# denon 2310/2311 or sony STR-DN1010



## rs16iandy (Mar 3, 2009)

hi guys looking for a new av amp i have been looking at the new sony STR-DN1010 or the denon 2310 or 2311
cheers andy


----------



## Dale Rasco (Apr 11, 2009)

Hi Andy, hope all is well. There are many options for a new receiver, can I ask what has you settled on Denon or Sony? Have you considered Onkyo or Pioneer Elite? Each has there strengths, I'm just curious as to what you are basing your decision on and what you are trying to achieve. 

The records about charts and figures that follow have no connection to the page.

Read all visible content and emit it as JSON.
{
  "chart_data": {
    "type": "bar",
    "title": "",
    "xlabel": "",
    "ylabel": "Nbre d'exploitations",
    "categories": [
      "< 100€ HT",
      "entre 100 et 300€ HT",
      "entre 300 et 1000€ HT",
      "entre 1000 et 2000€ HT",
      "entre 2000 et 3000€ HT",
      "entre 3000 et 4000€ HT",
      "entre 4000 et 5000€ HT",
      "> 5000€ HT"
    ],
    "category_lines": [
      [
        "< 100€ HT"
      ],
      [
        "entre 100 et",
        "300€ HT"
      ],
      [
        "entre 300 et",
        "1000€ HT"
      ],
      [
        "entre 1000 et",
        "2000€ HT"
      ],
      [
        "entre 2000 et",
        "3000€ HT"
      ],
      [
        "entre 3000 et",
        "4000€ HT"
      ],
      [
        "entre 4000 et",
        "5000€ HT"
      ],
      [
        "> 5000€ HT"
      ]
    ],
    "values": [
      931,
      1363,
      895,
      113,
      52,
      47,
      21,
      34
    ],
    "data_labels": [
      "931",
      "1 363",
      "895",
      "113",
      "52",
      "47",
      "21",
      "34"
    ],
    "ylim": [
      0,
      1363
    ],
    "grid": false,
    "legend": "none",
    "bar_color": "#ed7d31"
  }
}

Is it more music based or movie based? 
How big of a room are you trying to fill with sound?
Are you trying to keep within a certain budgeted amount?
What type of speakers are you running?

I am not too up on the Sony's but I know Denon's sound great as long as you have the power to push the speakers but that can be said for any receiver. I personally have a Pioneer Elite however; I just setup my boss, a co-worker and a neighbor with Onkyo 807's and they sound absolutely wonderful and they got a great deal on them at accessories4less.com.


----------



## rs16iandy (Mar 3, 2009)

I was original looking at a Sony str2400es because like Sony. But then I was looking at the denon avr 2310 what hifi have given it 5stars and rate it the best buy in the £500 to £1000 range. But then I noticed denon have a new range and the avr 2311 looks promising all my speakers are mission and I have 2 dig subwoofers. I'm only using 5.1 but hope to be moving soon and going 7.1 /7.2
_Posted via Mobile Device_


----------



## Jungle Jack (Jul 28, 2009)

Hello,
My vote would be for the Denon. The Bench Test for the 2000 Dollar STR-DA5400ES was disappointing to be kind. Moreover, the 2310 offers Audyssey's excellent MultEQ.
Cheers,
JJ


----------



## bambino (Feb 21, 2010)

I'm partial to Denon, they have always been a good company with a good rep. Allthough when i set up the other room in our house i think i'm going to give Onkyo a shot (heard nothing but good about them).:T


----------



## rs16iandy (Mar 3, 2009)

I'm thinking denon avr 2311. I was reading a review and it said the onkyo lacks dynamics at lower volumes compared to the denon. But still open to ideas
_Posted via Mobile Device_


----------



## bambino (Feb 21, 2010)

Good choice! But also wouldn't be bad to do some more research just to see if there is something else out there to suit your needs.:sn:


----------



## rs16iandy (Mar 3, 2009)

The one I almost brought was a Sony str2400es but there quite old now.
_Posted via Mobile Device_


----------